Classic Computer Magazine Archive COMPUTE! ISSUE 125 / JANUARY 1991 / PAGE 80

Exploration games; interactive electronic voyages of discovery attract armchair adventurers. (The Brave New World of Electronic Games)

The impulse to explore is as old as the human race. It's an impulse that's been eagerly adopted by developers of entertainment software.

Take a video or computer monitor. Place a character or a vehicle on it. Let the player know there's an electronic world awaiting discovery, and watch what happens. That old human impulse comes into play, and via keyboard, joystick, or mouse, the exploration begins.

Some of the earliest computer and video games were built around the explorative urge.
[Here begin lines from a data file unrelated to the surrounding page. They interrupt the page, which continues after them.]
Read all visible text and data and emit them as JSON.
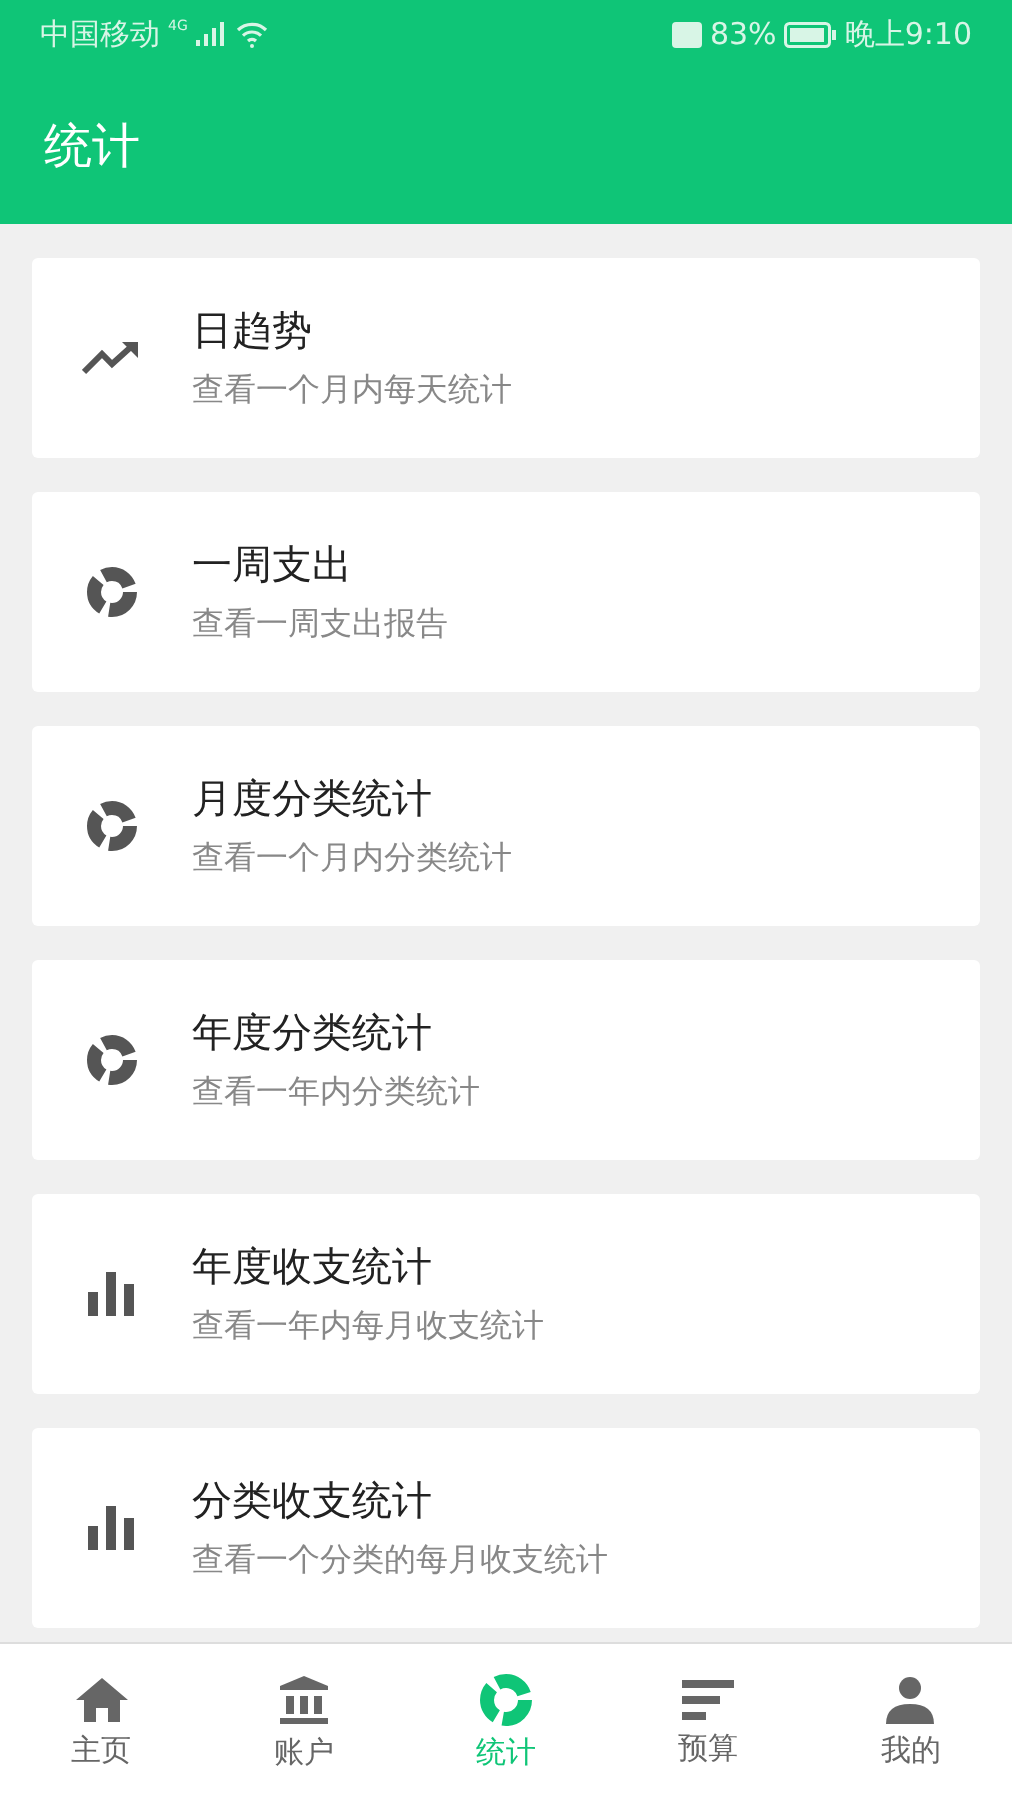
{
  "status_bar": {
    "carrier": "中国移动",
    "network": "4G",
    "battery": "83%",
    "time": "晚上9:10"
  },
  "header": {
    "title": "统计"
  },
  "items": [
    {
      "kind": "trend",
      "title": "日趋势",
      "subtitle": "查看一个月内每天统计"
    },
    {
      "kind": "donut",
      "title": "一周支出",
      "subtitle": "查看一周支出报告"
    },
    {
      "kind": "donut",
      "title": "月度分类统计",
      "subtitle": "查看一个月内分类统计"
    },
    {
      "kind": "donut",
      "title": "年度分类统计",
      "subtitle": "查看一年内分类统计"
    },
    {
      "kind": "bars",
      "title": "年度收支统计",
      "subtitle": "查看一年内每月收支统计"
    },
    {
      "kind": "bars",
      "title": "分类收支统计",
      "subtitle": "查看一个分类的每月收支统计"
    }
  ],
  "tabs": [
    {
      "kind": "home",
      "label": "主页",
      "selected": false
    },
    {
      "kind": "bank",
      "label": "账户",
      "selected": false
    },
    {
      "kind": "donut",
      "label": "统计",
      "selected": true
    },
    {
      "kind": "sort",
      "label": "预算",
      "selected": false
    },
    {
      "kind": "person",
      "label": "我的",
      "selected": false
    }
  ]
}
Fantasy role-playing games such as Origin's Ultima or Nintendo's Zelda draw as much on the desire to see what's around the next corner as they do on the desire to face dreadful monsters or cast powerful spells. Just as much of the most popular fantasy literature is quest based--heroes on a journey through unfamiliar territory--so does much of electronic fantasy take the quest as its theme.
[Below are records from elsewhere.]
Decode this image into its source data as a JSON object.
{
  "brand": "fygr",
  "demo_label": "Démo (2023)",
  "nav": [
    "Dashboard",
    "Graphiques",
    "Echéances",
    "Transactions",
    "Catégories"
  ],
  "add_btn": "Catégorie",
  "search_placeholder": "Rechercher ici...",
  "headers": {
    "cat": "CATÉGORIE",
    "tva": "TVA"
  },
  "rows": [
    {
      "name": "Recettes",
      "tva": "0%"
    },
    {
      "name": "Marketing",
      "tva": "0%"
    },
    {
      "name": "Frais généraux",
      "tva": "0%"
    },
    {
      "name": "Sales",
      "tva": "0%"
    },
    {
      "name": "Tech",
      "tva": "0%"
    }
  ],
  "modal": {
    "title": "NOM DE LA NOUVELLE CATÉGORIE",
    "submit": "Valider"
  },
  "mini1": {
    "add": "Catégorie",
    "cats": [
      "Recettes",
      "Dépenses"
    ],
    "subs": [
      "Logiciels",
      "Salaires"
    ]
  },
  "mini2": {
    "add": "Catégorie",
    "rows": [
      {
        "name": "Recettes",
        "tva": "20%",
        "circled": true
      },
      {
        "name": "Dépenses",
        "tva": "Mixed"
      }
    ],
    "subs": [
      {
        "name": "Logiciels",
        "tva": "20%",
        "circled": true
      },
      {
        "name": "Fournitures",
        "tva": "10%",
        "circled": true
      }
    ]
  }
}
Some quests are more realistic. Seven Cities of Gold, an early title from Electronic Arts, re-created the Spanish exploration of the New World. A couple of years later, MicroProse broke new ground with Pirates! which took as its universe the Caribbean during the great days of fighting sail, of buccaneers and colonial governments, shifting alliances and intrigues. Pirates! appealed to that exploring impulse, providing players with the tools--ships and crews, maps and winds--to set sail in search of treasure and danger.
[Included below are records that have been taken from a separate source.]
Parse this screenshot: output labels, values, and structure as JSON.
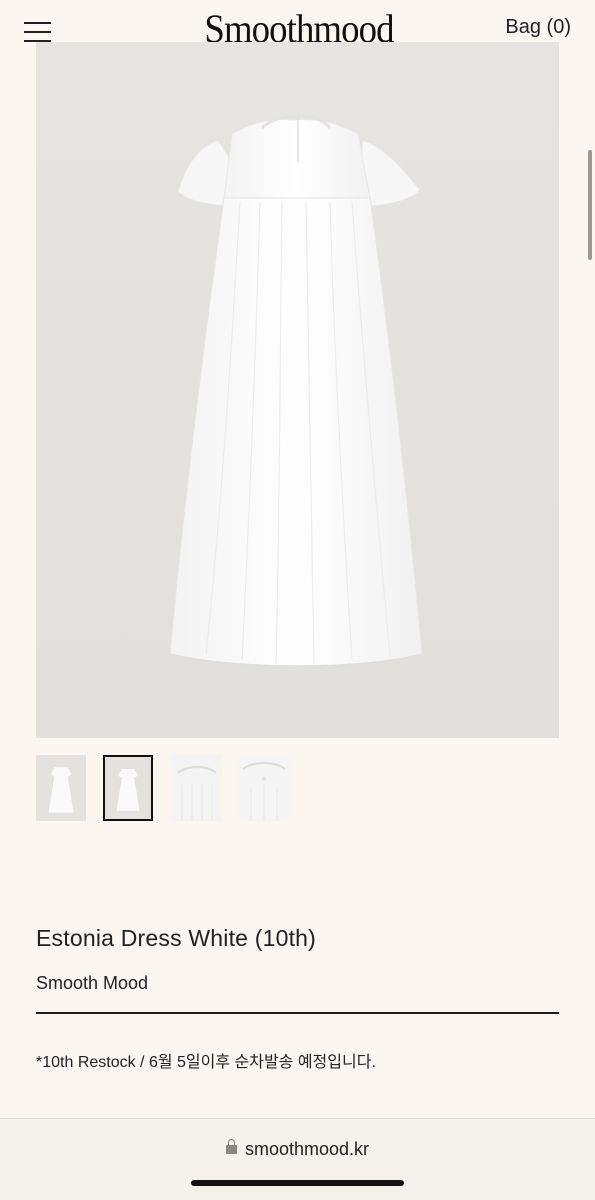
{
  "header": {
    "logo_text": "Smoothmood",
    "bag_label": "Bag (0)",
    "menu_icon": "hamburger-menu-icon"
  },
  "gallery": {
    "main_image": "white-dress-photo",
    "thumbnails": [
      {
        "image": "dress-front-thumbnail",
        "active": false
      },
      {
        "image": "dress-back-thumbnail",
        "active": true
      },
      {
        "image": "dress-collar-detail-thumbnail",
        "active": false
      },
      {
        "image": "dress-button-detail-thumbnail",
        "active": false
      }
    ]
  },
  "product": {
    "title": "Estonia Dress White (10th)",
    "brand": "Smooth Mood",
    "note": "*10th Restock / 6월 5일이후 순차발송 예정입니다."
  },
  "browser": {
    "url": "smoothmood.kr",
    "lock_icon": "lock-icon"
  },
  "colors": {
    "background": "#fbf6ef",
    "photo_background": "#e4e2de",
    "text": "#1e1e1e"
  }
}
Empire, a classic war game, combines military strategy and confrontation with world exploration. Upon beginning the game you are confronted with a screen completely blackened, save for a single square. From that square you dispatch ground, air, and sea forces, uncovering a bit more of the world's nature at each turn. Continents and islands reveal themselves gradually, as does, eventually, the location of the enemy.

Exploration need not take place in a huge world or on a global stage. Maniac Mansion, from Lucasfilm Games on disc and Jaleco on Nintendo cartridge, presents players with a mysterious old house filled with slightly dotty, slightly dangerous residents. Poke around the mansion and discover secret passages, dreary dungeons, and startlingly interactive rooms.

In its most recent releases, Lucasfilm continues to mine exploration. Loom is a simple fantasy, set in a world where the very nature of reality must be woven--or unraveled. The Secret of Monkey Island is more lighthearted.

Players assume the role of Guybrush Threepwood, an earnest if somewhat foolish young man out to seek his fortune in a world filled with puns, sight gags, and silliness.

Among the most unusual exploring games is one currently under development by Infogrames in France. This is a haunted house game, one that takes place in the dark. As currently planned, the game will present players with a blank screen, challenging them to navigate through the haunted house by way of sound effects.

As computer and video game technology grows, we can expect much more complex and sophisticated exploration games. Imagine, if you will, re-creating the voyages of Drake, the Antarctic journeys of Scott, the flights of Lindbergh.

Other explorers, real and imaginary, call out to our imaginations. Who knows what we might find? Before long, you may face a character deep in an unexplored region of your computer and say, "Dr. Livingstone, I presume?"